Lama sekali surat itu tak berbalas. Entah karena Kuntowidjojo tak membaca Al Muslimun atau karena hal lain (terlebih saat itu ia diberitakan sedang sakit keras). Yang jelas, klarifikasi darinya tak kunjung tiba.

Hingga sekitar 2 bulan kemudian, penerangan itu pun muncul juga. Namun datangnya bukan dari Kuntowidjojo, tapi dari budayawan Sunda Ajip Rosidi. Ajip membenarkan bahwa pada era kejayaannya sekitar 1960-an, PKI memang memiliki sebuah sayap agama yang bernama Ikhwanul Muslimun.
 

“Saat itu, suatu sayap agama lumrah dimiliki oleh sebuah partai politik. Misalnya PNI yang saat itu juga memiliki sayap agama bernama Jamiatul Muslimin,” ujar Ajip yang menuliskan penjelasan itu saat ia tengah berada di Jepang.
 

***

Kemarahan Saudara Abdul Rojak terhadap Kuntowidjojo tentunya bukan tanpa alasan. Sejak 1985 hingga 1997, hampir setiap tahun orang-orang Indonesia “merayakan” kekejaman PKI lewat layar kaca.

Bagi kita yang hidup di era 1990-an, tentunya tak akan pernah lupa bagaimana suara lelaki berparas beku dengan kepulan asap rokok di mulutnya dalam kata-kata khas “Djakarta adalah kunci…” atau “Hari-hari besok adalah hari-hari tindakan…”

Ya, Dipa Nusantara Aidit adalah salah satu sosok antagonis sejarah yang dicekokan oleh rezim Orde Baru kepada generasi muda 80-an hingga awal 90-an.

Saya pernah mendengar langsung seorang guru sejarah di Cianjur, dalam mimik benci pernah menyebutnya sebagai pimpinan komunitas anti Tuhan yang licik dan kejam.
“Dialah yang menyuruh Letnan Kolonel Untung untuk membunuh para jenderal,” katanya di hadapan murid-muridnya saat itu.

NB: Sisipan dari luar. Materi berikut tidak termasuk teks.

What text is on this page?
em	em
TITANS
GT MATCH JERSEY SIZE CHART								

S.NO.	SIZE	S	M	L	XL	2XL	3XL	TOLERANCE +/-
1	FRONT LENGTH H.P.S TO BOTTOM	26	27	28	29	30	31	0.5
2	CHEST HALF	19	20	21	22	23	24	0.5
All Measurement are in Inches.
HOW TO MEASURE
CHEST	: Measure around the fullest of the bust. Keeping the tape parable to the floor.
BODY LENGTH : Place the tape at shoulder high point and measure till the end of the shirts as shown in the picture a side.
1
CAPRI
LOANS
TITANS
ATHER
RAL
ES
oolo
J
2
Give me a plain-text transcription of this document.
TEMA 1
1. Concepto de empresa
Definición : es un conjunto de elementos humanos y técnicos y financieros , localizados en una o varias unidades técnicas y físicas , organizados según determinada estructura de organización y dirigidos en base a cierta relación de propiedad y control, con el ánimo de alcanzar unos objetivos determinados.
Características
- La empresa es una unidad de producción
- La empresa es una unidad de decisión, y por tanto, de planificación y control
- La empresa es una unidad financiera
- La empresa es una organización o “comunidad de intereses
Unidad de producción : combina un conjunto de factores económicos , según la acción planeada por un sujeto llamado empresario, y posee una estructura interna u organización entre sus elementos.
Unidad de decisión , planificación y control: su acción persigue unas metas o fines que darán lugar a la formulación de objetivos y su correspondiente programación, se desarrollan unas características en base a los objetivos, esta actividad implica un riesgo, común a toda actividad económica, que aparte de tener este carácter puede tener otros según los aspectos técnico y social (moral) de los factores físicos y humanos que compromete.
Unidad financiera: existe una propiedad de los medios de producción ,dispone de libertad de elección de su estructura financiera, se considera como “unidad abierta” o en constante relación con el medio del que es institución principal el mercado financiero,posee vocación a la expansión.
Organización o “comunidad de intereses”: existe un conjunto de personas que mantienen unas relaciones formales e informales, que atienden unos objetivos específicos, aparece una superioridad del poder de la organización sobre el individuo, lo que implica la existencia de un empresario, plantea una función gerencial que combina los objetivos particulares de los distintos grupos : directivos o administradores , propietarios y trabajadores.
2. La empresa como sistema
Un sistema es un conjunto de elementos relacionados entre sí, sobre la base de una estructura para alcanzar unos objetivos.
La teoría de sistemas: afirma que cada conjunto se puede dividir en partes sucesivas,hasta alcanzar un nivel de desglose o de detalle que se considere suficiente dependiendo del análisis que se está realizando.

Namun sejatinya, sosok Aidit tidak sesederhana seperti yang dikatakan sang guru sejarah tersebut. Alih-alih tumbuh sebagai seorang yang anti agama, era 1930-an, Aidit muda malah dikenal sebagai seorang muadzin (tukang adzan) di lingkungan tempat tinggalnya yang terletak dalam wilayah Jalan Belantu, Belitung. 

“Karena suaranya keras, dia kerap diminta mengumandangkan adzan,” ujar Murad Aidit kepada MajalahTempo pada 2007.

Murad merupakan salah satu adik Aidit. Putera ketiga dari Abdullah Aidit yang konon merupakan aktivis partai Islam Masjumi di Belitung.

Uniknya, saat Aidit sudah menjadi aktivis PKI pada 1948, ia pun menikahi Soetanti secara Islam. Dan tak tanggung-tanggung, penghulu yang menikahkan mereka adalah KH. Raden Dasuki, sesepuh PKI Solo.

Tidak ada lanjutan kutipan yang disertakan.